Fracking planning laws should be relaxed say ministers


The authority has proposed a relaxation in the planning laws which apply to fracking.

Below the plans, preliminary drilling could be classed as permitted development – the at any rate law that allows people to build a small conservatory.

Ministers are also tendering a shale environmental regulator and a new planning brokerage service.

Opponents of fracking say it productions the government is desperate to encourage fracking.

They call the proposed ease of planning law an outrageous subversion of the planning process.

Energy Minister Claire Perry said: “This packet of measures delivers on our manifesto promise to support shale and it will confirm exploration happens in the most environmentally responsible way while making it easier for companies and neighbourhood communities to work together.”

She said shale gas had the potential to lower animation prices, although opponents of the technology say there is no evidence this on happen in the UK.

‘Wild west’

The proposed changes were applauded by the shale gas firm Cuadrilla.

Its chief directorate Francis Egan said: “We welcome the measures the government has introduced on establish f get oning the planning process faster and fairer and providing additional resources to improve local authorities.

“Our permission to drill and test just four shale gas exploratory wells in Lancashire was allocated after a lengthy and costly three year process. These timelines have to improve if the country is to benefit from its own, much needed, indigenous origin of gas.”

Since test fracking triggered a small earthquake in Blackpool seven years ago, no commercial fracking has been started.

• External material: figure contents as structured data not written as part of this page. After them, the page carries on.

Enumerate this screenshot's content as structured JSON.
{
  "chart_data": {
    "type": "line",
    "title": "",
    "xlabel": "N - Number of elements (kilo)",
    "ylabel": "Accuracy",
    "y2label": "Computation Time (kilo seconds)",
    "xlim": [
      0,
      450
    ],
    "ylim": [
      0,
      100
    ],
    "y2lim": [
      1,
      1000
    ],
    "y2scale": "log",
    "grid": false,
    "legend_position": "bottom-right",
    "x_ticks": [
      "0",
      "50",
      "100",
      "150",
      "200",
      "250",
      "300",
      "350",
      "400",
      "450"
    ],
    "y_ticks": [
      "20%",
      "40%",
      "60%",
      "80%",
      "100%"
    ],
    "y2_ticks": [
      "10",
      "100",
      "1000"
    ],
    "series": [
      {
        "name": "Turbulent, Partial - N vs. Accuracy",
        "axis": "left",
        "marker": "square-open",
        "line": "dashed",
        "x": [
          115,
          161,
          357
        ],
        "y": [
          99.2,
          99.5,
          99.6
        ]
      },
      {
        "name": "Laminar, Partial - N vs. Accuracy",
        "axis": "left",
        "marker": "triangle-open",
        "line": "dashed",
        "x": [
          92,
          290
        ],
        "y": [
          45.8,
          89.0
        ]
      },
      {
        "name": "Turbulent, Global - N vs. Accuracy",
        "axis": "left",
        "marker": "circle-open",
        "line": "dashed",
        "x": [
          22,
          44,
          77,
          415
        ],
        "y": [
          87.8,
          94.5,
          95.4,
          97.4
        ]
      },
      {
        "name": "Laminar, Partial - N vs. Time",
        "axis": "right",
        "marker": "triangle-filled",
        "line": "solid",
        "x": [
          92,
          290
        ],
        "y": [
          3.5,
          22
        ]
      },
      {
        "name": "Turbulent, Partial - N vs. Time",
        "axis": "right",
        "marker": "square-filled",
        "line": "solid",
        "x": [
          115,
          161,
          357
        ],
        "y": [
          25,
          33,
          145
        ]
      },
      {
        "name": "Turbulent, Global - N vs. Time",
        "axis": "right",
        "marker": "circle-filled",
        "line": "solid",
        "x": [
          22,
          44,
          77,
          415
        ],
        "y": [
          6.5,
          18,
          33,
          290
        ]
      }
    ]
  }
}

Sky pilots hope to make fracking easier by allowing the early stages beneath permitted development. A government spokesman confirmed that this purpose include drilling but not fracturing the rock.

Friends of the Earth condemned the devises, with spokeswoman Rose Dickinson saying: “The government’s plans degrade the planning process and could make England’s landscape a Wild West for whatever cowboy hankerings to start drilling and digging up our countryside.

“Permitted development was meant to succour people build a fence or a conservatory, not drill for gas.”